The second has to do with the severe hits insurers and Berkshire's operating and publicly held companies took in 1999. This confluence of events may have broke the streak, but it did not break the man, as Rick suggests. The combination of factors found in 1999 is not likely to happen again. Warren Buffett, meanwhile, has resisted the institutional imperative and has not run out and bought tech stocks so he could be like everyone else. He refuses to play which way the wind blows with Berkshire assets. He's waiting for the wind to blow his way.

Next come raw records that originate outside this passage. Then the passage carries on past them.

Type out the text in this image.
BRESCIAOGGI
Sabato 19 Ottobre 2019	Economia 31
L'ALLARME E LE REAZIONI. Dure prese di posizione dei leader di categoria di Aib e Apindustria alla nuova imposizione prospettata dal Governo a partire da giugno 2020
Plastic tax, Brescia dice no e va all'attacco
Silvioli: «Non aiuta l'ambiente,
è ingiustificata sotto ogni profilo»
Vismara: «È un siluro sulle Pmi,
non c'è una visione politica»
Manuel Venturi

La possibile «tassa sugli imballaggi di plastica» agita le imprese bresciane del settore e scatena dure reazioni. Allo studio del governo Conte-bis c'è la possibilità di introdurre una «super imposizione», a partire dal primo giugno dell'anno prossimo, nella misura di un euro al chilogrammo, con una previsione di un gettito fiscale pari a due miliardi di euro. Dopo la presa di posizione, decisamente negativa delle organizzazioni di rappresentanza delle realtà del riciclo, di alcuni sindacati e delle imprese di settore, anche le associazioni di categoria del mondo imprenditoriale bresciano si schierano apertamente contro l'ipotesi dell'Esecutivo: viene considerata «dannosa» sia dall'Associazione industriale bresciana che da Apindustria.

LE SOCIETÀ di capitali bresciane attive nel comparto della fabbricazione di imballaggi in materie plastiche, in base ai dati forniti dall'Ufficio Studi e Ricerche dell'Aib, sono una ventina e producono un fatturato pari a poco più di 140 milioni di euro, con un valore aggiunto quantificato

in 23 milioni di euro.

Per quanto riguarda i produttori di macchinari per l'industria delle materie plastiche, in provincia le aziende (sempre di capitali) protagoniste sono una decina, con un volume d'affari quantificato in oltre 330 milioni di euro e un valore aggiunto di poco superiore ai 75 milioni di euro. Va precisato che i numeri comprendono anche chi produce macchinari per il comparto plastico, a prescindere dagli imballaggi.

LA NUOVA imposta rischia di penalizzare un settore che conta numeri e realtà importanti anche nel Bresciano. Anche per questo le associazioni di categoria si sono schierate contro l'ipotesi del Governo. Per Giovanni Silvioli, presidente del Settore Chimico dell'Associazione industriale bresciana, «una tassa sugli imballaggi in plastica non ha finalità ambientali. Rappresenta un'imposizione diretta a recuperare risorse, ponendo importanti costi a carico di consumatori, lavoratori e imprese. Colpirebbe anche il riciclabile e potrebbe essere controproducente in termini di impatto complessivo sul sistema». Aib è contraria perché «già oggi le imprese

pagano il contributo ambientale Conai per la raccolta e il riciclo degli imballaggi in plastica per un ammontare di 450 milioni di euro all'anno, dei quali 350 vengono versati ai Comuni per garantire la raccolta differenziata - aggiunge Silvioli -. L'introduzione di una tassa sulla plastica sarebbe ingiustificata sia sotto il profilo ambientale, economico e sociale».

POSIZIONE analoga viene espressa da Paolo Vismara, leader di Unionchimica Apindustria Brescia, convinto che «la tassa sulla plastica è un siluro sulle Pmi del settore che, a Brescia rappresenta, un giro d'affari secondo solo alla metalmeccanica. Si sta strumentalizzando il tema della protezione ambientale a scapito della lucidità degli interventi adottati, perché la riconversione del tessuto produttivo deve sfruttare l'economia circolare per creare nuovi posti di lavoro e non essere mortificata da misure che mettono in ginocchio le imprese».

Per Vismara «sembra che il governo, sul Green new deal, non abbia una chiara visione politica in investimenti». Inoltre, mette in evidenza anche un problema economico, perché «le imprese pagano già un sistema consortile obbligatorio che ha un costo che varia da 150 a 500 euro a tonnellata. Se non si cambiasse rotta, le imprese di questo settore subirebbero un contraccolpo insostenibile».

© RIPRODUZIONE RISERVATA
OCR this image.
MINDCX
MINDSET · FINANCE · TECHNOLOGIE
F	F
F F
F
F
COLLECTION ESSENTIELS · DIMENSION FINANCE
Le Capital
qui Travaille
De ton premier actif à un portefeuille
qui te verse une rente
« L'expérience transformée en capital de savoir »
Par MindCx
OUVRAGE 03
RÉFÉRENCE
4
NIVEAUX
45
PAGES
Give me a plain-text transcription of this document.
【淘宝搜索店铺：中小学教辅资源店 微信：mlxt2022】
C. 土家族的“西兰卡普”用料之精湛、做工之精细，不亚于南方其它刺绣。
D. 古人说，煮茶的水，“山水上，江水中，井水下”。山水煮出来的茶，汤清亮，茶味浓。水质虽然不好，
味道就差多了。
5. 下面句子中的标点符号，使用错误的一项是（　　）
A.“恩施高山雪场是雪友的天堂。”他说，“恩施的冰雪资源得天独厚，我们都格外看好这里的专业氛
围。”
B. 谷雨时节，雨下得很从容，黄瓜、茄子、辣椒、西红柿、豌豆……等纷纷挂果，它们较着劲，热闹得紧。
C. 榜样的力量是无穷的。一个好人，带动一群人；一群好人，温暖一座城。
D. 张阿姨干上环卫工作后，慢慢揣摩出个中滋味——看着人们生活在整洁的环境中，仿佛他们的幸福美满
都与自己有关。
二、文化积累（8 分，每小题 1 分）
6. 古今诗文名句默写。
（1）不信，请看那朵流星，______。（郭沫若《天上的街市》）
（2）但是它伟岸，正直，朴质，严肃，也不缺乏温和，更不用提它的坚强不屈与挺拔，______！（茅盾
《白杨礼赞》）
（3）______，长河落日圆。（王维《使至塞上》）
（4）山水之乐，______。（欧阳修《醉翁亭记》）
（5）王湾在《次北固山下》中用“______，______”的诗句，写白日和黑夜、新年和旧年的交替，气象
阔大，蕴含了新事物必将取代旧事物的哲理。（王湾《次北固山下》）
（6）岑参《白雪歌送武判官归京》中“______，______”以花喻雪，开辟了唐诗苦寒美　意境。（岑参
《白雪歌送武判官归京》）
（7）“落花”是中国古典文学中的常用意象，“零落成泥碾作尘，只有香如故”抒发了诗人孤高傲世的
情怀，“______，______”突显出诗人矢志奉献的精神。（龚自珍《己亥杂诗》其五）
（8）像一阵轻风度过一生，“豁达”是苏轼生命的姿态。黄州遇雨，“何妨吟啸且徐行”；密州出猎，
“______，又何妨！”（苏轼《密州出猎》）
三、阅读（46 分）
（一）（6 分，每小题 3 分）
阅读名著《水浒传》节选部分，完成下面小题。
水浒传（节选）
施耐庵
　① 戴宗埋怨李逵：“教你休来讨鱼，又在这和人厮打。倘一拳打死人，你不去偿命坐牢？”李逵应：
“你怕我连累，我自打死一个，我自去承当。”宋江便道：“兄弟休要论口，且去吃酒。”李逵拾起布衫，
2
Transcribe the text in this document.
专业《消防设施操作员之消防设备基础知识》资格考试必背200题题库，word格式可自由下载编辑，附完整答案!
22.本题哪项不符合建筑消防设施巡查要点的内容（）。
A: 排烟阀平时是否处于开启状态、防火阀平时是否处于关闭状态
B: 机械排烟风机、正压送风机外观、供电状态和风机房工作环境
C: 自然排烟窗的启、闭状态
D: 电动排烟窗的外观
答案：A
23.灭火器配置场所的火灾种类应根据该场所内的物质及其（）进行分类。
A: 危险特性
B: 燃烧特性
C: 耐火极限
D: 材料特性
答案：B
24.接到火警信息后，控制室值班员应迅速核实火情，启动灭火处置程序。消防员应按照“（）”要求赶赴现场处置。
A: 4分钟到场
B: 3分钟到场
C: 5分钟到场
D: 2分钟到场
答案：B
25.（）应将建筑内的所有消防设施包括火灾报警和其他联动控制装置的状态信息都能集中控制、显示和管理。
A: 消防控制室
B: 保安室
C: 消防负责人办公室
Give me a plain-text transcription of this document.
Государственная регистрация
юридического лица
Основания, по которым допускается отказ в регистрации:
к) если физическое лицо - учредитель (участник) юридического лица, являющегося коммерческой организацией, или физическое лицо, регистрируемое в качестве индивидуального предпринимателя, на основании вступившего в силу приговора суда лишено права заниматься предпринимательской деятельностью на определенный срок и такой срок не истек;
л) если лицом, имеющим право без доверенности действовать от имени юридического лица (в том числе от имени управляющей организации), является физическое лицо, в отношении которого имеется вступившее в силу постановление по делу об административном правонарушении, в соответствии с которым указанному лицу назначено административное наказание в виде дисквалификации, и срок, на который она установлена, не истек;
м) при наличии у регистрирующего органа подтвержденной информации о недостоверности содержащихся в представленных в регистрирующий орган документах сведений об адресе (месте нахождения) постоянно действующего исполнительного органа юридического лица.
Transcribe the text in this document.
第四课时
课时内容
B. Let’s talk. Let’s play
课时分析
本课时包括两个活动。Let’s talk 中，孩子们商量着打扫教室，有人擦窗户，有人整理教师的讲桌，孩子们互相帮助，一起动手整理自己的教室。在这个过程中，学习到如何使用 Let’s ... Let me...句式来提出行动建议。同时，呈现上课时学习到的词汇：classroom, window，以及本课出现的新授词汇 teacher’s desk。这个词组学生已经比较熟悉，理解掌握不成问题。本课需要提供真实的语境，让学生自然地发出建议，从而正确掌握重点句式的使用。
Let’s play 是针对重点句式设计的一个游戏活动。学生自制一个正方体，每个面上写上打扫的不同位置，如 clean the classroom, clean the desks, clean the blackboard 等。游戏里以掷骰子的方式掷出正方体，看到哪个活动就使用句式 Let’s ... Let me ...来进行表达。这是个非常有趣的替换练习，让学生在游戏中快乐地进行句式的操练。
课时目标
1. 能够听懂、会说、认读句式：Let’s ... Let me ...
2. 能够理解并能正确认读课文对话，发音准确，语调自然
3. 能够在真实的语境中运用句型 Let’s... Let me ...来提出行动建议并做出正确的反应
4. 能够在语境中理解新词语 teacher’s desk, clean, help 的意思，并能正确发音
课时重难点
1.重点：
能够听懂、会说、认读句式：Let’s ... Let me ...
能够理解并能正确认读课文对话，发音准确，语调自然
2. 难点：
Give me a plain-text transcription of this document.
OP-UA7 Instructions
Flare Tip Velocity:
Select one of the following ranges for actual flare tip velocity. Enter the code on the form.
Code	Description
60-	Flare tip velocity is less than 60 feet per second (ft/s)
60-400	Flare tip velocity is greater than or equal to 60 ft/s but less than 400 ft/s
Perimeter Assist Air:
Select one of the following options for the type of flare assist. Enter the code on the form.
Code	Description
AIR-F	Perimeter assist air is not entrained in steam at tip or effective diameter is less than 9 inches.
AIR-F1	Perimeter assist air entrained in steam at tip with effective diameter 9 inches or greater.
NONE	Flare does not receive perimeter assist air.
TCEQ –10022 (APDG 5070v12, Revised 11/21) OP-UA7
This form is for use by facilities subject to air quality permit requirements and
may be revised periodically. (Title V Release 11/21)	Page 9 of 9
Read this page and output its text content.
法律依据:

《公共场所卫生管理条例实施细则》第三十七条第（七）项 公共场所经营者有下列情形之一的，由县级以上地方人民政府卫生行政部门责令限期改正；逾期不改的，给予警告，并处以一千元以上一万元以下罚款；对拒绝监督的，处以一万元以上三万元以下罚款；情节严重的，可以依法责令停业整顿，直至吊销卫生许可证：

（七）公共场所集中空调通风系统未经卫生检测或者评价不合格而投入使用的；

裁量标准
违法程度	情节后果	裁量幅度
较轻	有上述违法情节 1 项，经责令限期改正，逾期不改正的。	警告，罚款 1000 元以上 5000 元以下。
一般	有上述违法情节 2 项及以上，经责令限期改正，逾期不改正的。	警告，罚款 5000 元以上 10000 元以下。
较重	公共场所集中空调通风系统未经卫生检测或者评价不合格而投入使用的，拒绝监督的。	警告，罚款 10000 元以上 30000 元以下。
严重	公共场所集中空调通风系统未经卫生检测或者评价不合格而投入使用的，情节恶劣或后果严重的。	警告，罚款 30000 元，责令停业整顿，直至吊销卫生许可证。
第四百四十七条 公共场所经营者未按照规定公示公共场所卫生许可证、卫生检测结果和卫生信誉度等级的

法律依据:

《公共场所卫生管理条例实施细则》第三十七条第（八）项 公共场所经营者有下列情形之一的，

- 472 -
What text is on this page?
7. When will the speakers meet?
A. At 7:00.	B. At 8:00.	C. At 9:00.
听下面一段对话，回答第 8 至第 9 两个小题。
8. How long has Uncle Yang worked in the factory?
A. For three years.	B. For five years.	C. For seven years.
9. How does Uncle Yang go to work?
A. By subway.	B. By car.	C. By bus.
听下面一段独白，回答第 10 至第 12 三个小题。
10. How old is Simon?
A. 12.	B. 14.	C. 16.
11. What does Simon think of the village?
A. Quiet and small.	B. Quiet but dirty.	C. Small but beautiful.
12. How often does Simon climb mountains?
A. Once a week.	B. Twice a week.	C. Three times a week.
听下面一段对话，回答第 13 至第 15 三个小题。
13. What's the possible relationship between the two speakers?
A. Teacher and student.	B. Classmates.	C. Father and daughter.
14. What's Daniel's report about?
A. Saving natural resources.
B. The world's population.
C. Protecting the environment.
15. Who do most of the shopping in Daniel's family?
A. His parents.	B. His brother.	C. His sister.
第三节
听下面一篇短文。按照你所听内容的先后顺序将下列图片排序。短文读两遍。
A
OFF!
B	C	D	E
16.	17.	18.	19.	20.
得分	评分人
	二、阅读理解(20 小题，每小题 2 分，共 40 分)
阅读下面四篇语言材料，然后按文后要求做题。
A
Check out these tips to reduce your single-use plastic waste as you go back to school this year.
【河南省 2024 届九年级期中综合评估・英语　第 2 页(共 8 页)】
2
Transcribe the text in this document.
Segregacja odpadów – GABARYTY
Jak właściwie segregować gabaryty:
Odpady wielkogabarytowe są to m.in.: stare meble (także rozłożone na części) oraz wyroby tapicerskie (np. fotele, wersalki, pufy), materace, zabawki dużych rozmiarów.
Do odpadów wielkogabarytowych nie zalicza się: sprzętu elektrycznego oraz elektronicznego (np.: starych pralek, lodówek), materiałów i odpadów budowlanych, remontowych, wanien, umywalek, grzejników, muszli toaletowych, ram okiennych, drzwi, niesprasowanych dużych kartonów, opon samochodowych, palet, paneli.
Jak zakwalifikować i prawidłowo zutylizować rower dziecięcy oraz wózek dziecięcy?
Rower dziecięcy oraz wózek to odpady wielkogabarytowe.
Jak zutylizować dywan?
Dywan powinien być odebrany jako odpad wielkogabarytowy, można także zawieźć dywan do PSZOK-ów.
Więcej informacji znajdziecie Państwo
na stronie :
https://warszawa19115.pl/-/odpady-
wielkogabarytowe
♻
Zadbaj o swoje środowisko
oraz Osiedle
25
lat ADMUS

How do I know this? Several years ago, when the economics for insurance companies turned south, Berkshire Hathaway simply ceased writing certain policies for a while, rather than write unprofitable ones. Warren Buffett chose the path of greatest resistance, but the one that provided his shareholders the best path to a superior return on invested capital (ROIC). He waited for the insurance market's economics to change, unlike every single one of his competitors, and today Berkshire Hathaway's insurance companies' cost of capital remains the lowest in the industry. On these occasions, the company's operational earnings plummeted, but they were sacrificed to the greater cause of fiscal health of Berkshire Hathaway.
Here are the only things I need to know about Berkshire Hathaway to know that it is not dead: Warren Buffett is the world's greatest investor. He has, at his disposal, $36 billion in cash waiting for the right opportunity to be deployed. Cash drags down returns, but it doesn't drag down opportunity.
Once upon a time, Tom Landry, the Hall of Fame coach of the Dallas Cowboys, had seven consecutive losing seasons. As strange as it seems in our environment of demanding immediate returns (in sports and in investing), he was not fired. The ownership of the Cowboys recognized a superior mind at work, and knew that their patience would be rewarded. Which it was, in spades.
It is just so with Warren Buffett. The rumors of his demise are gross exaggerations. Those who recognize the superior mind at work and have patience will be justly rewarded.